The Child is wonderful summer reading and I very much enjoyed my time with it. While I wouldn't call this face-paced or necessarily "page-turning suspense" I would say it's an excellent mystery filled with interesting characters placed in some unimaginable situations. I am now very excited to make some time to read Fiona Barton's first novel!

What Did I Think About the Cover?

It's okay. I'm not really sure what it has to do with the story and doesn't really reveal anything, but it's interesting enough that I would want to find out more about the book if I passed it on the shelves.

My Rating: 4.0/5.0

Thank you to Penguin Random House/Berkley for a free copy of The Child in exchange for an honest review. All opinions are my own. Continue below for more information about the book and it's author.

Early Praise for The Child

One of Publishers Weekly and Bustle’s Most Anticipated Books of 2017

Readers “will be rewarded with startling twists—and a stunning, emotionally satisfying conclusion.”—STARRED Publishers Weekly review

“Barton’s second well-plotted outing, with its sustained tension and believable characters, is an excellent addition to the popular psychological thriller genre.”—STARRED Library Journal review

“Immersive, heartbreaking, and addictive”—Crime By the Book

“Tense, tantalizing, and ultimately very satisfying … definitely one of the year’s must-reads.”—Lee Child, #1 New York Times bestselling author

“Fiona Barton has outdone herself with THE CHILD. An engrossing, irresistible story about the coming to light of a long-buried secret and an absolutely fabulous read—I loved it!”—Shari Lapena, New York Times bestselling author of The Couple Next Door

Buy the Book


About the Author

It was the allure of a hidden story that propelled Fiona Barton to her long-time career in news. A
journalist and British Press Awards “Reporter of the Year,” she has worked at the Daily Mail and Daily Telegraph, and brings that experience to bear in her novels.

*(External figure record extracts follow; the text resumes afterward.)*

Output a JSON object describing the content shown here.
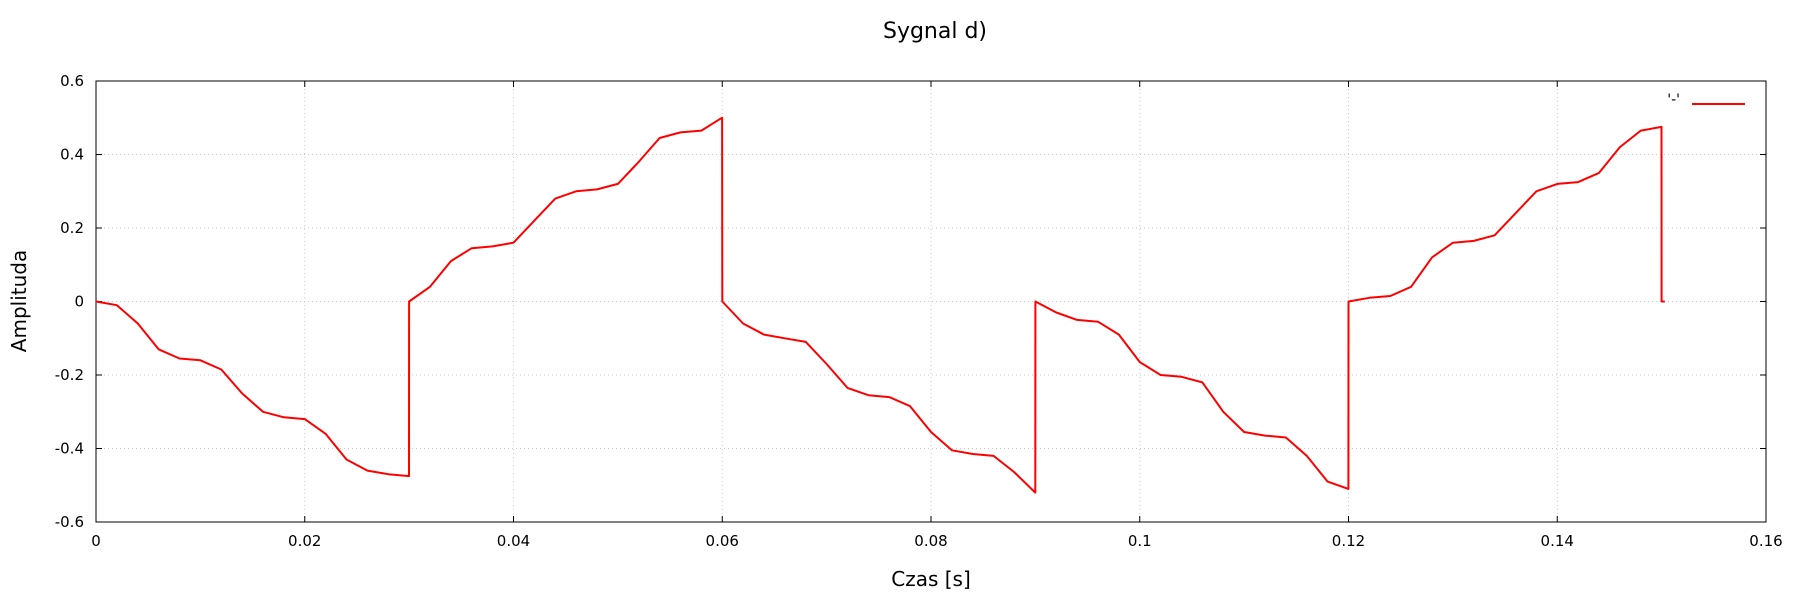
{
  "chart_data": {
    "type": "line",
    "title": "Sygnal d)",
    "xlabel": "Czas [s]",
    "ylabel": "Amplituda",
    "xlim": [
      0,
      0.16
    ],
    "ylim": [
      -0.6,
      0.6
    ],
    "xticks": [
      0,
      0.02,
      0.04,
      0.06,
      0.08,
      0.1,
      0.12,
      0.14,
      0.16
    ],
    "xtick_labels": [
      "0",
      "0.02",
      "0.04",
      "0.06",
      "0.08",
      "0.1",
      "0.12",
      "0.14",
      "0.16"
    ],
    "yticks": [
      -0.6,
      -0.4,
      -0.2,
      0,
      0.2,
      0.4,
      0.6
    ],
    "ytick_labels": [
      "-0.6",
      "-0.4",
      "-0.2",
      "0",
      "0.2",
      "0.4",
      "0.6"
    ],
    "grid": true,
    "legend_position": "top-right",
    "series": [
      {
        "name": "'-'",
        "color": "#ff0000",
        "x": [
          0,
          0.002,
          0.004,
          0.006,
          0.008,
          0.01,
          0.012,
          0.014,
          0.016,
          0.018,
          0.02,
          0.022,
          0.024,
          0.026,
          0.028,
          0.02999,
          0.03,
          0.032,
          0.034,
          0.036,
          0.038,
          0.04,
          0.042,
          0.044,
          0.046,
          0.048,
          0.05,
          0.052,
          0.054,
          0.056,
          0.058,
          0.05999,
          0.06,
          0.062,
          0.064,
          0.066,
          0.068,
          0.07,
          0.072,
          0.074,
          0.076,
          0.078,
          0.08,
          0.082,
          0.084,
          0.086,
          0.088,
          0.08999,
          0.09,
          0.092,
          0.094,
          0.096,
          0.098,
          0.1,
          0.102,
          0.104,
          0.106,
          0.108,
          0.11,
          0.112,
          0.114,
          0.116,
          0.118,
          0.11999,
          0.12,
          0.122,
          0.124,
          0.126,
          0.128,
          0.13,
          0.132,
          0.134,
          0.136,
          0.138,
          0.14,
          0.142,
          0.144,
          0.146,
          0.148,
          0.14999,
          0.15,
          0.1503
        ],
        "y": [
          0,
          -0.01,
          -0.06,
          -0.13,
          -0.155,
          -0.16,
          -0.185,
          -0.25,
          -0.3,
          -0.315,
          -0.32,
          -0.36,
          -0.43,
          -0.46,
          -0.47,
          -0.475,
          0,
          0.04,
          0.11,
          0.145,
          0.15,
          0.16,
          0.22,
          0.28,
          0.3,
          0.305,
          0.32,
          0.38,
          0.445,
          0.46,
          0.465,
          0.5,
          0,
          -0.06,
          -0.09,
          -0.1,
          -0.11,
          -0.17,
          -0.235,
          -0.255,
          -0.26,
          -0.285,
          -0.355,
          -0.405,
          -0.415,
          -0.42,
          -0.465,
          -0.52,
          0,
          -0.03,
          -0.05,
          -0.055,
          -0.09,
          -0.165,
          -0.2,
          -0.205,
          -0.22,
          -0.3,
          -0.355,
          -0.365,
          -0.37,
          -0.42,
          -0.49,
          -0.51,
          0,
          0.01,
          0.015,
          0.04,
          0.12,
          0.16,
          0.165,
          0.18,
          0.24,
          0.3,
          0.32,
          0.325,
          0.35,
          0.42,
          0.465,
          0.475,
          0,
          0
        ]
      }
    ]
  }
}
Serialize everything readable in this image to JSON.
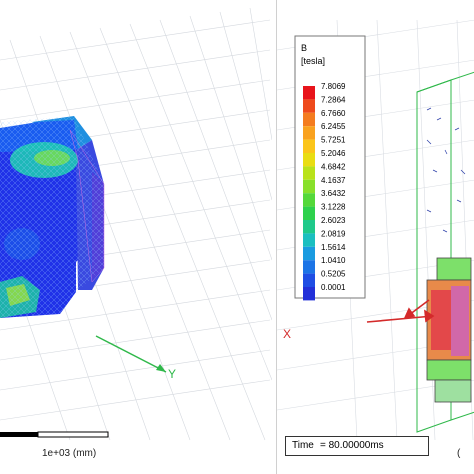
{
  "left_view": {
    "scale_label": "1e+03 (mm)",
    "axis_y_label": "Y"
  },
  "right_view": {
    "legend": {
      "title": "B",
      "unit": "[tesla]",
      "values": [
        "7.8069",
        "7.2864",
        "6.7660",
        "6.2455",
        "5.7251",
        "5.2046",
        "4.6842",
        "4.1637",
        "3.6432",
        "3.1228",
        "2.6023",
        "2.0819",
        "1.5614",
        "1.0410",
        "0.5205",
        "0.0001"
      ],
      "colors": [
        "#e8141b",
        "#ee4a1c",
        "#f47c1f",
        "#f9a21f",
        "#fbc51a",
        "#e9dd12",
        "#b9e21a",
        "#88e02b",
        "#54d83a",
        "#2ed14c",
        "#1fc98a",
        "#1bbfc0",
        "#1a9be0",
        "#1c74e6",
        "#1f4ee4",
        "#2230d8"
      ]
    },
    "time_label": "Time",
    "time_value": "= 80.00000ms",
    "axis_x_label": "X",
    "frame_label": "("
  }
}
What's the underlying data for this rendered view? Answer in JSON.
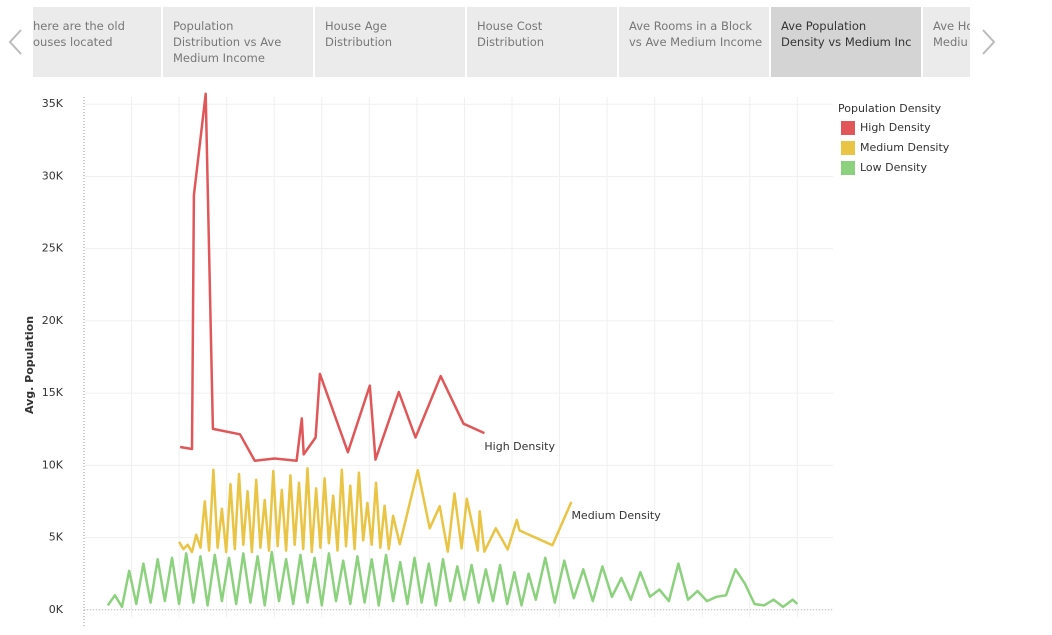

You can discover more about Fiona on her website and connect with her on Twitter and Facebook.


  1. I just discovered your site and admire your reading chops. I'm lucky to get through two books a month!


    1. Thanks so much for stopping by, Pat! And thank you for your kind words! I've started to slow down somewhat at the moment and only got through 2 books last months, but I'm hoping life slows down a little so I can pick up the reading! Too many books, not enough time!

      Welcome and I hope you enjoy what you read here :)!